朴大統領弾劾案が可決。焦点は次期大統領選に


 韓国国会は9日の本会議で、大統領弾劾訴追案を賛成多数(234票)で可決しました。反対票は56票。可決要件の、全議席300の3分の2、200票を大きく超えたのです。これで大統領の職務は即停止され、首相が権限を代行することとなります。

 

 今後、6か月以内(180日以内)に憲法裁判所が訴追か否かの判断を下します。裁判官の9人中6人以上の賛成で罷免が宣告されるのです。
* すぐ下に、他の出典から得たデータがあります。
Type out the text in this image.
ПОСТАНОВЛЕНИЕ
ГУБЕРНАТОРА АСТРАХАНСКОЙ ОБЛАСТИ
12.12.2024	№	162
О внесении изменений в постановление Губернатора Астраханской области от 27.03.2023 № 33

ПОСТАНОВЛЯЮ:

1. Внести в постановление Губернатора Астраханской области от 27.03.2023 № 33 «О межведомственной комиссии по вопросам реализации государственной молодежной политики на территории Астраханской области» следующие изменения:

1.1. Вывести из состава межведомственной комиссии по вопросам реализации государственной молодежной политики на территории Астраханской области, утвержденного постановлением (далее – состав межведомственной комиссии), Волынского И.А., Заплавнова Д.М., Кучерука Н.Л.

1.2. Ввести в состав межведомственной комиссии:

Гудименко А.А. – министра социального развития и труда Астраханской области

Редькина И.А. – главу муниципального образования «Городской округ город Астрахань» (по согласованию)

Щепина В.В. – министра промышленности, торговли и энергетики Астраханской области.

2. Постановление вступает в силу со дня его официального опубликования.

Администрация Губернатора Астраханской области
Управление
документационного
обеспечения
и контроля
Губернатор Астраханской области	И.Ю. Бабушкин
逆に、追訴が棄却されれば大統領は権限を再び行使することができます。かつて、廬武鉉大統領も、国会の弾劾訴追案可決を受け職務停止となりましたが、2か月後、憲法裁判所が訴追を棄却したことによって職務に復帰したのです。

 

 「反朴デモ」の参加者や野党は、朴槿恵大統領の即時辞任の声を上げています。しかし朴大統領は6日、与党セヌリ党の李貞鉉(イ・ジョンヒョン)代表らと会談した際、弾劾案が可決した場合の対応について、「憲法が決めた手続きに従う。自分ができる努力をする」と語りました。憲法裁判所(憲法裁)の判断を見守る考えとみられますが、当然です。憲法が定めた手続の進展を、静かに見守るのも民主主義の精神だからです。憲法秩序は守らなければなりません。

 

 今後の焦点は大統領選挙に移ります。大規模な「反朴デモ」に親北勢力が大きくかかわっていたことは明らかです。それ以上に、半島問題を核心的利益であると捉えている中国の韓国への影響が懸念されます。韓国、日本、米国の分断こそ、彼らにとっての最善策なのです。

 

 民間調査会社、韓国ギャラップの9日の発表では、最大野党「共に民主党」の文在寅(ムン・ジェイン)前代表と潘基文(バン・ギムン)国連事務総長の2人が支持率20%でトップを走り、ソウル郊外城南市の李在明(イ・ジェミン)市長が18%になっています。

 

 潘氏は保守系として出馬するとみられていますが未定です。いずれにせよ、親中、親北、反「日韓米結束」の政権誕生は、最も深刻な事態を半島とアジアにもたらすようになることを判断の基準にしなければなりません。